July 22, 2010 12:00 am

, NAIROBI, Kenya, Jul 22 – The country’s mainstream churches plan to hold an ecumenical prayer service at the Holly Family Basilica next Friday to call for a peaceful referendum and urge their faithful to vote ‘No’ on August 4.

While stressing that the Churches’ campaigns and rallies were not being funded by foreign sources, Nairobi Catholic Archbishop Cardinal John Njue dismissed recent opinion polls that have shown the ‘No’ team could lost out during the vote.

“Don’t worry about that; the most important is that whether it is ‘Yes’ or it is ‘No’ we retain unity. What follows after that will be dealt with at the appropriate time. The consequences will come later on; let no one say they weren’t warned,” he said.

On his part, Anglican Archbishop Eliud Wabukala said the church remained united in its cause but would not force those who had broken ranks with it to change their stance.

“If you hear someone in the church (be they a leader or a follower) saying ‘No’ or ‘Yes’ we will not and cannot stop them. But we will continue providing the required leadership which you can choose to either regard or ignore,” he said.
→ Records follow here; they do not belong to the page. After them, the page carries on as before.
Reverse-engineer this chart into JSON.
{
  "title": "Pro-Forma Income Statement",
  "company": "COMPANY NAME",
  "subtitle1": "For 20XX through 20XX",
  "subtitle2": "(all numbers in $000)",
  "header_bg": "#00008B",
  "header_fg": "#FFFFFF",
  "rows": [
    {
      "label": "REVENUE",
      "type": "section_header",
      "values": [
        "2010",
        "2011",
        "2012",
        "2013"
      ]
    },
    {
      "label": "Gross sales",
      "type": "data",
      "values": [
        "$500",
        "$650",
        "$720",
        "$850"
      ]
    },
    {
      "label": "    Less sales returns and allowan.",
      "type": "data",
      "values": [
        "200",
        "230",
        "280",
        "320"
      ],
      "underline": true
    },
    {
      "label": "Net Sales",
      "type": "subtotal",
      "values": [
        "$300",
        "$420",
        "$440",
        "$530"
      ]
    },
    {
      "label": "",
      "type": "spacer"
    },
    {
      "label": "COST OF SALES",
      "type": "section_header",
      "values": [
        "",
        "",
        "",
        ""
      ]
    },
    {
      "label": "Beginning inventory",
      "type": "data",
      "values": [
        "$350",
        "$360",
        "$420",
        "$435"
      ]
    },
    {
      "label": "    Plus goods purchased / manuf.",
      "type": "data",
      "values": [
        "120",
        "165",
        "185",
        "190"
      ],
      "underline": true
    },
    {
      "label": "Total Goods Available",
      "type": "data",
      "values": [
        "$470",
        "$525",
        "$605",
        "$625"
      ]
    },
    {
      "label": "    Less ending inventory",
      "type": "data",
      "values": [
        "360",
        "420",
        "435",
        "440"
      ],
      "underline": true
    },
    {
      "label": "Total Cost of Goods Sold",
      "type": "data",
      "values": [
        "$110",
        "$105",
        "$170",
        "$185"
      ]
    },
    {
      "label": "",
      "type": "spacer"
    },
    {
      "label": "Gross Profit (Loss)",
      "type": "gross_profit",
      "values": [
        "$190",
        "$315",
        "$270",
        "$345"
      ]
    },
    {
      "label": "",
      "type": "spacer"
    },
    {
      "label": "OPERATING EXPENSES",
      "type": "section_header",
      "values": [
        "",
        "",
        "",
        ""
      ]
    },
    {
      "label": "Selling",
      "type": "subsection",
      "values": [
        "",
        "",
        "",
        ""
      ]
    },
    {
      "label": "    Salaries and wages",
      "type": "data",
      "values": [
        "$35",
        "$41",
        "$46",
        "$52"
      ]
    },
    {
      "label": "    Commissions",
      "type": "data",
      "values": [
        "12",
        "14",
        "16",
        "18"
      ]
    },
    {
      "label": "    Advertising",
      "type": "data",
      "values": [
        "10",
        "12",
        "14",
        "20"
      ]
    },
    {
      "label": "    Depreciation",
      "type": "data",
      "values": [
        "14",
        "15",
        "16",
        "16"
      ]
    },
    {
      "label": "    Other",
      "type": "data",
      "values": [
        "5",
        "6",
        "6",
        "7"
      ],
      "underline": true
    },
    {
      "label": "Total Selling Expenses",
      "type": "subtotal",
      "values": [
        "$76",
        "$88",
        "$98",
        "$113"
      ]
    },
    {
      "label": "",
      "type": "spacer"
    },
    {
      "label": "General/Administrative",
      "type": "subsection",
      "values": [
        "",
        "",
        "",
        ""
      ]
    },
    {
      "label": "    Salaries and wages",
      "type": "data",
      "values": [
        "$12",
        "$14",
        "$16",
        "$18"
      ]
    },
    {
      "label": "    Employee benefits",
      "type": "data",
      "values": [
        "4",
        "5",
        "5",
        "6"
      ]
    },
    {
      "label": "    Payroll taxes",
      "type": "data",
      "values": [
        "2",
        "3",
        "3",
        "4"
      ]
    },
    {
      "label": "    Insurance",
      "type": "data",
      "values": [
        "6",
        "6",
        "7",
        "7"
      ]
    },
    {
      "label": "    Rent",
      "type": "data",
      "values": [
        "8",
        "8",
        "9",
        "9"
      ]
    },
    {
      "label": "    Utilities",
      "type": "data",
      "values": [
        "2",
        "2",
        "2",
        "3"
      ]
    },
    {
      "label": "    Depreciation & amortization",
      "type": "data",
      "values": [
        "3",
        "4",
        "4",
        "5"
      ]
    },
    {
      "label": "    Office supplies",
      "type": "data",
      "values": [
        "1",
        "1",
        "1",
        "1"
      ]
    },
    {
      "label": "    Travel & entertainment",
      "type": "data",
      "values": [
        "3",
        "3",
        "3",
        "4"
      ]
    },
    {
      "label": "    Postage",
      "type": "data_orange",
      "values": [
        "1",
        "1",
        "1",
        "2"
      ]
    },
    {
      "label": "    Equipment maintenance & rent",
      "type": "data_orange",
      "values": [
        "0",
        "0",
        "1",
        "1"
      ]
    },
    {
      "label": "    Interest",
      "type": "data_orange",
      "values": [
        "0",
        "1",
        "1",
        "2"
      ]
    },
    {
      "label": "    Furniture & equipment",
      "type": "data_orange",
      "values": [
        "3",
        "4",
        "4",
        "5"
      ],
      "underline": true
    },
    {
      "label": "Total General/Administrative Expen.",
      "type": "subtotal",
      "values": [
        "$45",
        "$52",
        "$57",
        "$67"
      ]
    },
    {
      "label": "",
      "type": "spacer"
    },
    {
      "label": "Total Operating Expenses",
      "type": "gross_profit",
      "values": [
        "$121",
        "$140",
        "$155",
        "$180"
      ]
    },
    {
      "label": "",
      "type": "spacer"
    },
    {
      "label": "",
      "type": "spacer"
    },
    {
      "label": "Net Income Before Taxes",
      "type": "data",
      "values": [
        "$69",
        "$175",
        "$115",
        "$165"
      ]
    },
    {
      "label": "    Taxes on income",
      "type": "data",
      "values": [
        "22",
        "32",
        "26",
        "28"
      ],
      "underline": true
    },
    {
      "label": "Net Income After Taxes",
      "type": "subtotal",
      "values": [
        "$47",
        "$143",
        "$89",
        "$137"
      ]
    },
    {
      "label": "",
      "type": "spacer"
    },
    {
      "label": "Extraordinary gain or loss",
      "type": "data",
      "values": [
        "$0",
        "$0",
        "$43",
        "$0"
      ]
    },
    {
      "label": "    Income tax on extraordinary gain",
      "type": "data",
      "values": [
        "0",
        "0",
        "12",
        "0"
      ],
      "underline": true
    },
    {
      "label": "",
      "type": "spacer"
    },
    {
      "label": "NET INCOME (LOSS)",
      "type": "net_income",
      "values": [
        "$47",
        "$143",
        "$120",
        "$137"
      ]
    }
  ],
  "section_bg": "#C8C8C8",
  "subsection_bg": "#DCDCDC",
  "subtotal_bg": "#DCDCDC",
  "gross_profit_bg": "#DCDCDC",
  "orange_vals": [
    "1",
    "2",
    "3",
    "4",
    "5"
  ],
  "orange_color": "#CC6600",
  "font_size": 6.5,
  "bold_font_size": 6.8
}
He was responding to concerns about members of the church being divided on the proposed law.

The Anglican church which also said it was still open to dialogue however upheld its position saying there was need for the contentious issues to be resolved. Cardinal Njue argued that the church was not blind to the fact that Kenyans wanted a new Constitution.

“We feel that the issues we have raised need to be sorted out before we can move on and it would not be right for us to say just let it pass. Our conscience is clear,” he said.

He further decried the failure of the consensus seeking committee that was established in April with representatives from both the government and the churches to help look into the areas of concern.

“You know very well that at some point a committee was even established to look at the emerging issues. Unfortunately it could not work. So efforts have been done beginning from our own side but they have also not borne fruit,’ he said.

The consensus building talks ended in a deadlock after the government reportedly said it was not ready to proceed with the talks. The church then accused the government of not being committed to the talks and decided to run its ‘No’ campaigns.

The church still wants amendments to the proposed law with only 12 days remaining to the August vote. It wants the abortion clause re-written saying it creates loopholes that will in future allow the procurement of the procedure. The church is also opposed to the inclusion of the Kadhis court arguing it elevates one religion above the rest.